Alexandra Gavryushkina, David Welch, Tanja Stadler, Alexei Drummond
(Submitted on 18 Jun 2014)
Phylogenetic analyses which include fossils or molecular sequences that are sampled through time require models that allow one sample to be a direct ancestor of another sample. As previously available phylogenetic inference tools assume that all samples are tips, they do not allow for this possibility. We have developed and implemented a Bayesian Markov Chain Monte Carlo (MCMC) algorithm to infer what we call sampled ancestor trees, that is, trees in which sampled individuals can be direct ancestors of other sampled individuals. We use a family of birth-death models where individuals may remain in the tree process after the sampling, in particular we extend the birth-death skyline model [Stadler et al, 2013] to sampled ancestor trees. This method allows the detection of sampled ancestors as well as estimation of the probability that an individual will be removed from the process when it is sampled. We show that sampled ancestor birth-death models where all samples come from different time points are non-identifiable and thus require one parameter to be known in order to infer other parameters.

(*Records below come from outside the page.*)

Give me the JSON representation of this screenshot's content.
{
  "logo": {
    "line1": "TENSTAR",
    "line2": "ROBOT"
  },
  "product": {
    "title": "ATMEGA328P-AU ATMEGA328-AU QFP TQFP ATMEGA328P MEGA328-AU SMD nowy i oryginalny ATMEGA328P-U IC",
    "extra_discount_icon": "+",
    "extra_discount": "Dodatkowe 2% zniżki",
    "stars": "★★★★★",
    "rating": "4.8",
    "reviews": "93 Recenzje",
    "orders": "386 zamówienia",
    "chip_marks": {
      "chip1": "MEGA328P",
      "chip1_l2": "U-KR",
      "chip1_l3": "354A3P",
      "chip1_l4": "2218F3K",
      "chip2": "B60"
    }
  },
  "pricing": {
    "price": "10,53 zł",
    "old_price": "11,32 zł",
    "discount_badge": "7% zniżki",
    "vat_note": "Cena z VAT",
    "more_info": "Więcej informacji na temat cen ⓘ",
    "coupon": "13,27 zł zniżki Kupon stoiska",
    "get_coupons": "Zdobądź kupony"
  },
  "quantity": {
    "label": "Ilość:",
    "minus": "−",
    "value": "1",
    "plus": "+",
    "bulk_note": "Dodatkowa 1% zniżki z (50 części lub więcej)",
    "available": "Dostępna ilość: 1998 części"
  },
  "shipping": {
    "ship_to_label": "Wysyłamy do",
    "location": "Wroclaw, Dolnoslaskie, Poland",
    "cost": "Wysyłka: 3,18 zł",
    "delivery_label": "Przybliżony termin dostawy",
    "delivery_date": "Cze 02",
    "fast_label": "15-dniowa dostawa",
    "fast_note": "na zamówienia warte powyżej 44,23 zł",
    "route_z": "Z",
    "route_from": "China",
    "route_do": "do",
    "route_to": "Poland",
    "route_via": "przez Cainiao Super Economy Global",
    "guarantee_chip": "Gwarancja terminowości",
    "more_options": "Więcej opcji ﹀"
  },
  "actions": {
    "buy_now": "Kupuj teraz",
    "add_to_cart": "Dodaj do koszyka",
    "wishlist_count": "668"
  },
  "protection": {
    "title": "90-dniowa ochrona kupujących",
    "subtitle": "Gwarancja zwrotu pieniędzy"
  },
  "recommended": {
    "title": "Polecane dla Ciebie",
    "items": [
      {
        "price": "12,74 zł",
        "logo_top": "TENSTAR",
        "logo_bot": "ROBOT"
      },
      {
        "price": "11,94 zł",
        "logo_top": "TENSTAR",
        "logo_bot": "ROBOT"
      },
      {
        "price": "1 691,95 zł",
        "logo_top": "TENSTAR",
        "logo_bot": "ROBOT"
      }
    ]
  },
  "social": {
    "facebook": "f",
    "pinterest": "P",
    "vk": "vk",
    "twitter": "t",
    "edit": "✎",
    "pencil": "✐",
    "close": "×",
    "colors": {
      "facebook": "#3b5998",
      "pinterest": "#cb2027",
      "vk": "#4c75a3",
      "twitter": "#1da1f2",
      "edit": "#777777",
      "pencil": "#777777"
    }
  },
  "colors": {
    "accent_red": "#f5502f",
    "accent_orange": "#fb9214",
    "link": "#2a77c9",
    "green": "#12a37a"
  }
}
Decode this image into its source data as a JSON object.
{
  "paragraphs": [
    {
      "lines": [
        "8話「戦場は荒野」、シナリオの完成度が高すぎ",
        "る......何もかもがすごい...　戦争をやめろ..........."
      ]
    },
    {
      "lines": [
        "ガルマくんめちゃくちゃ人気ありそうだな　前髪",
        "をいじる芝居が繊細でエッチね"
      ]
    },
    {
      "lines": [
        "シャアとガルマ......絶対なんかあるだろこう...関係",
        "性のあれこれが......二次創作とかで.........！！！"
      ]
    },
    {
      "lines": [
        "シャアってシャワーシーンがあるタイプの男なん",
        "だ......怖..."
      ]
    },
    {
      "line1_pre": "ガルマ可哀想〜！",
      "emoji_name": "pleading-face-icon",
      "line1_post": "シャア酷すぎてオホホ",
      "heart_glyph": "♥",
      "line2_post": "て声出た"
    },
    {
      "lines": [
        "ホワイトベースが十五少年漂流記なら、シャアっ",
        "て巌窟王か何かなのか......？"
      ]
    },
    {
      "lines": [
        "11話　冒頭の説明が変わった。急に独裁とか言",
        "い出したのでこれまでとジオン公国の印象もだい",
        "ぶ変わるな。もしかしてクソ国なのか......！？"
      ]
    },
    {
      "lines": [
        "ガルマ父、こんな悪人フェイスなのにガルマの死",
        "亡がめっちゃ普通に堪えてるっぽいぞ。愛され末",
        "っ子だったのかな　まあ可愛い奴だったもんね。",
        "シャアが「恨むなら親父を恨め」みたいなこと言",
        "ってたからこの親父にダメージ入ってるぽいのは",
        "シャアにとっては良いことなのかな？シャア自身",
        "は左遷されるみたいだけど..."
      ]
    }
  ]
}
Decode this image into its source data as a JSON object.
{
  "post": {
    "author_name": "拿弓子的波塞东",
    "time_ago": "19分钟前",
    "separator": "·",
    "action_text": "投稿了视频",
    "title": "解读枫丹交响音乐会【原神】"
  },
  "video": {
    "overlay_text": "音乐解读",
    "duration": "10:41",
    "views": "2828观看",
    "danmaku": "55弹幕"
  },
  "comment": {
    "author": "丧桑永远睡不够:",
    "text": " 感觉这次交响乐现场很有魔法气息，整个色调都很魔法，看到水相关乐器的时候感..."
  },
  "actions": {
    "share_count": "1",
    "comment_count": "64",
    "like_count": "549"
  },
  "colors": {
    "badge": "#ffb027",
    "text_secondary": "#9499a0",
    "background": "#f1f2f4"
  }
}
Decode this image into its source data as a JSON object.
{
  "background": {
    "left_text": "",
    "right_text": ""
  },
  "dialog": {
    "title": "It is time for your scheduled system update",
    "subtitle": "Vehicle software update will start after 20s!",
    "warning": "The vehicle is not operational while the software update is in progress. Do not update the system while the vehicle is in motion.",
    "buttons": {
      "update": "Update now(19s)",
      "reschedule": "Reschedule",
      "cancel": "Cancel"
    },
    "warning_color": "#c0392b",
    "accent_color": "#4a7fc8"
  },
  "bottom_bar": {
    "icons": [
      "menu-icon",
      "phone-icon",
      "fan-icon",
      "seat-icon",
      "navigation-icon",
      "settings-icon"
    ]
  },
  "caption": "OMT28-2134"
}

We apply this method to epidemiological data, where the possibility of sampled ancestors enables us to identify individuals that infected other individuals after being sampled and to infer fundamental epidemiological parameters. We also apply the method to infer divergence times and diversification rates when fossils are included among the species samples, so that fossilisation events are modelled as a part of the tree branching process. Such modelling has many advantages as argued in literature. The sampler is available as an open-source BEAST2 package (this https URL ancestors/).